Machine-Learning-Based Targeted Plasma Proteomic Analysis for Predicting Motor Progression in Parkinson’s Disease: An Interpretable Approach to Personalized Disease Management
Bioengineering, 2026
Lin W., Grewal S.
| Disease area | Application area | Sample type | Products |
|---|---|---|---|
Neurology | Patient Stratification | Plasma | Olink Target 96 |
Abstract
The accurate prediction of motor progression in Parkinson’s disease (PD) remains a major clinical challenge that limits personalized treatment planning and efficient clinical trial design. In this study, we developed and validated a machine-learning framework integrating a targeted panel of plasma proteins measured by Olink proximity extension assays with clinical variables to stratify patients according to their progression risk. We analyzed baseline plasma samples from 211 early-stage PD patients enrolled in the Parkinson’s Progression Markers Initiative (PPMI) cohort using four targeted Olink panels, from which 28 circulating proteins were retained after quality-control filtering. Patients were classified as rapid or slow progressors based on their annualized change in MDS-UPDRS Part III scores. Among the algorithms tested, Random Forest achieved the highest discriminative performance with an area under the receiver operating characteristic curve (AUC) of 0.751 (95% CI: 0.684–0.811), which exceeded that of clinical predictors alone (AUC 0.666). The integration of targeted proteomic and clinical features further improved model performance (AUC 0.773; p = 0.009).
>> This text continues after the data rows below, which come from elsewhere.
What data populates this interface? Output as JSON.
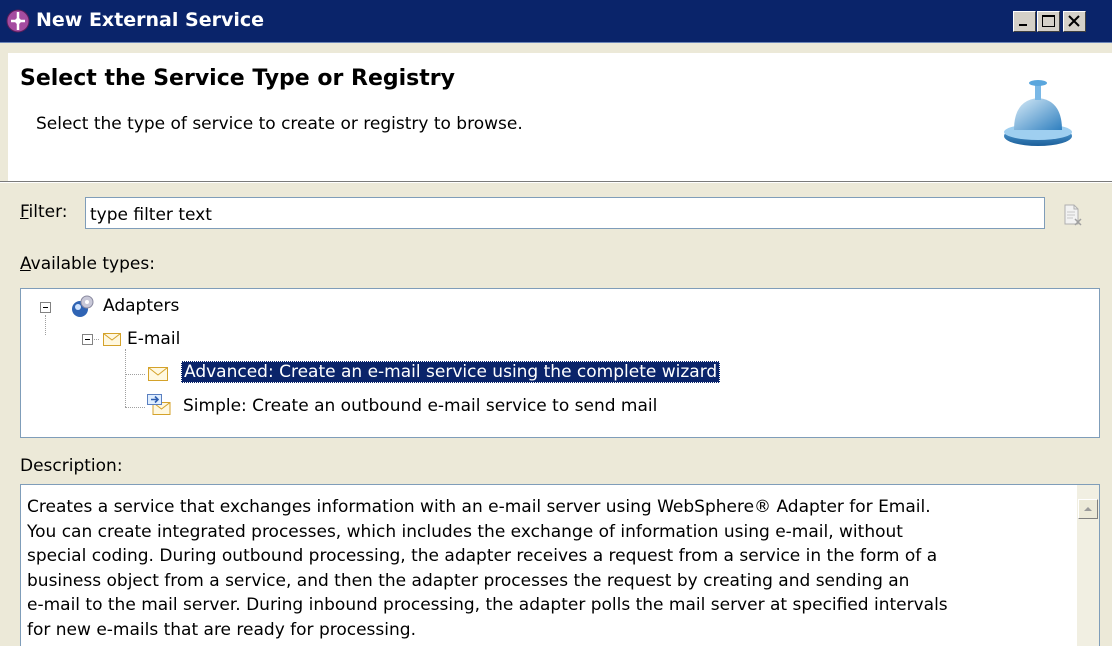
{
  "window": {
    "title": "New External Service",
    "controls": [
      "minimize",
      "maximize",
      "close"
    ]
  },
  "banner": {
    "title": "Select the Service Type or Registry",
    "description": "Select the type of service to create or registry to browse.",
    "icon": "service-bell-icon"
  },
  "filter": {
    "label": "Filter:",
    "mnemonic": "F",
    "label_rest": "ilter:",
    "value": "type filter text",
    "clear_icon": "clear-filter-icon"
  },
  "available_types": {
    "label_mnemonic": "A",
    "label_rest": "vailable types:",
    "tree": [
      {
        "label": "Adapters",
        "icon": "adapters-icon",
        "expanded": true,
        "children": [
          {
            "label": "E-mail",
            "icon": "envelope-icon",
            "expanded": true,
            "children": [
              {
                "label": "Advanced: Create an e-mail service using the complete wizard",
                "icon": "envelope-icon",
                "selected": true
              },
              {
                "label": "Simple: Create an outbound e-mail service to send mail",
                "icon": "outbound-mail-icon",
                "selected": false
              }
            ]
          }
        ]
      }
    ]
  },
  "description": {
    "label": "Description:",
    "lines": [
      "Creates a service that exchanges information with an e-mail server using WebSphere® Adapter for Email.",
      "You can create integrated processes, which includes the exchange of information using e-mail, without",
      "special coding. During outbound processing, the adapter receives a request from a service in the form of a",
      "business object from a service, and then the adapter processes the request by creating and sending an",
      "e-mail to the mail server. During inbound processing, the adapter polls the mail server at specified intervals",
      "for new e-mails that are ready for processing."
    ]
  },
  "colors": {
    "titlebar": "#0a246a",
    "selection": "#0a246a",
    "dialog_bg": "#ece9d8",
    "border": "#7f9db9"
  }
}
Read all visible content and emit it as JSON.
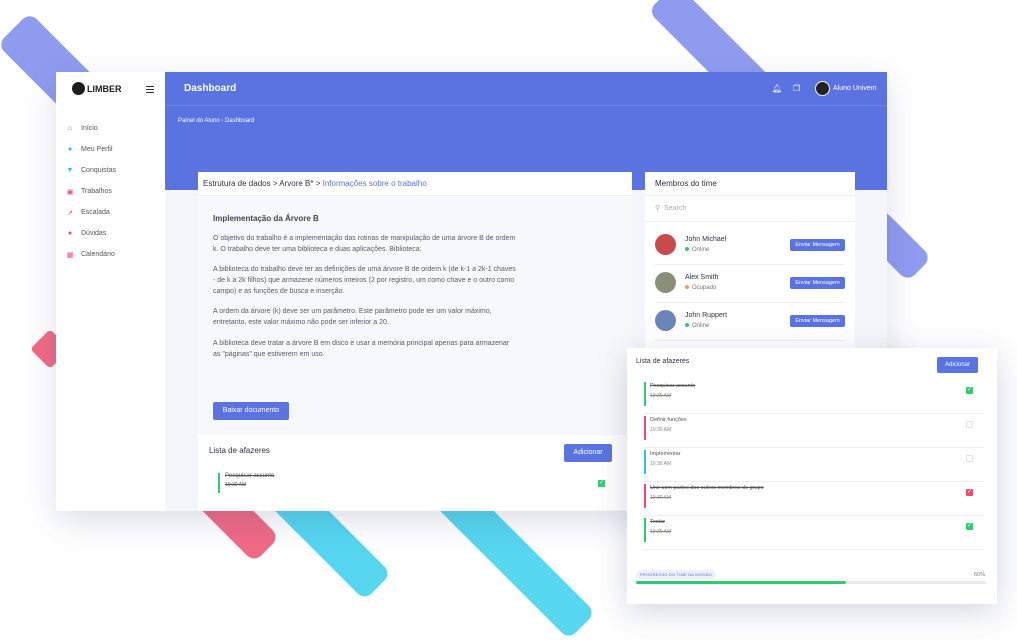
{
  "colors": {
    "primary": "#5b73e0",
    "success": "#2ecc71",
    "danger": "#ef4a6b",
    "busy": "#f39c5a"
  },
  "brand": {
    "logo_text": "LIMBER"
  },
  "sidebar": {
    "items": [
      {
        "label": "Início",
        "icon": "home-icon"
      },
      {
        "label": "Meu Perfil",
        "icon": "user-icon"
      },
      {
        "label": "Conquistas",
        "icon": "trophy-icon"
      },
      {
        "label": "Trabalhos",
        "icon": "briefcase-icon"
      },
      {
        "label": "Escalada",
        "icon": "chart-icon"
      },
      {
        "label": "Dúvidas",
        "icon": "pin-icon"
      },
      {
        "label": "Calendário",
        "icon": "calendar-icon"
      }
    ]
  },
  "header": {
    "title": "Dashboard",
    "user_name": "Aluno Univem",
    "breadcrumb": {
      "root": "Painel do Aluno",
      "sep": "›",
      "current": "Dashboard"
    }
  },
  "main": {
    "breadcrumb": {
      "a": "Estrutura de dados > Arvore B* > ",
      "b": "Informações sobre o trabalho"
    },
    "heading": "Implementação da Árvore B",
    "p1": "O objetivo do trabalho é a implementação das rotinas de manipulação de uma árvore B de ordem k. O trabalho deve ter uma biblioteca e duas aplicações. Biblioteca:",
    "p2": "A biblioteca do trabalho deve ter as definições de uma árvore B de ordem k (de k-1 a 2k-1 chaves - de k a 2k filhos) que armazene números inteiros (2 por registro, um como chave e o outro como campo) e as funções de busca e inserção.",
    "p3": "A ordem da árvore (k) deve ser um parâmetro. Este parâmetro pode ter um valor máximo, entretanto, este valor máximo não pode ser inferior a 20.",
    "p4": "A biblioteca deve tratar a árvore B em disco e usar a memória principal apenas para armazenar as \"páginas\" que estiverem em uso.",
    "download_label": "Baixar documento"
  },
  "todo_left": {
    "title": "Lista de afazeres",
    "add_label": "Adicionar",
    "item_title": "Pesquisar assunto",
    "item_time": "10:30 AM"
  },
  "team": {
    "title": "Membros do time",
    "search_placeholder": "Search",
    "send_label": "Enviar Mensagem",
    "members": [
      {
        "name": "John Michael",
        "status": "Online"
      },
      {
        "name": "Alex Smith",
        "status": "Ocupado"
      },
      {
        "name": "John Ruppert",
        "status": "Online"
      }
    ]
  },
  "todo_float": {
    "title": "Lista de afazeres",
    "add_label": "Adicionar",
    "items": [
      {
        "title": "Pesquisar assunto",
        "time": "10:30 AM",
        "done": true
      },
      {
        "title": "Definir funções",
        "time": "10:30 AM",
        "done": false
      },
      {
        "title": "Implementar",
        "time": "10:30 AM",
        "done": false
      },
      {
        "title": "Unir com partes dos outros membros do grupo",
        "time": "10:30 AM",
        "done": true
      },
      {
        "title": "Testar",
        "time": "10:30 AM",
        "done": true
      }
    ],
    "progress_label": "PROGRESSO DO TIME NA MISSÃO",
    "progress_text": "60%",
    "progress_value": 0.6
  }
}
Nested cross-validation confirmed minimal optimistic bias (AUC 0.743). To enhance clinical interpretability, we applied SHapley Additive exPlanations (SHAP) analysis, which identified interleukin-6 (IL-6), brain-derived neurotrophic factor (BDNF), and vascular endothelial growth factor A (VEGF-A) as the most influential predictors. SHAP feature rankings were highly stable across cross-validation folds (mean Spearman ρ = 0.91). The robustness of these findings was confirmed through sensitivity analyses using extreme quartile comparisons (AUC 0.823), treatment-naïve subgroup analysis (AUC 0.738), and a clinically anchored outcome definition based on the minimal clinically important difference (AUC 0.739). A decision curve analysis demonstrated a net clinical benefit across threshold probabilities of 0.25–0.70. Our results establish targeted plasma protein profiling combined with interpretable machine learning as a promising tool for PD motor progression risk stratification, with potential applications in individualized patient counseling regarding motor prognosis and the selection of candidates for disease-modifying trials.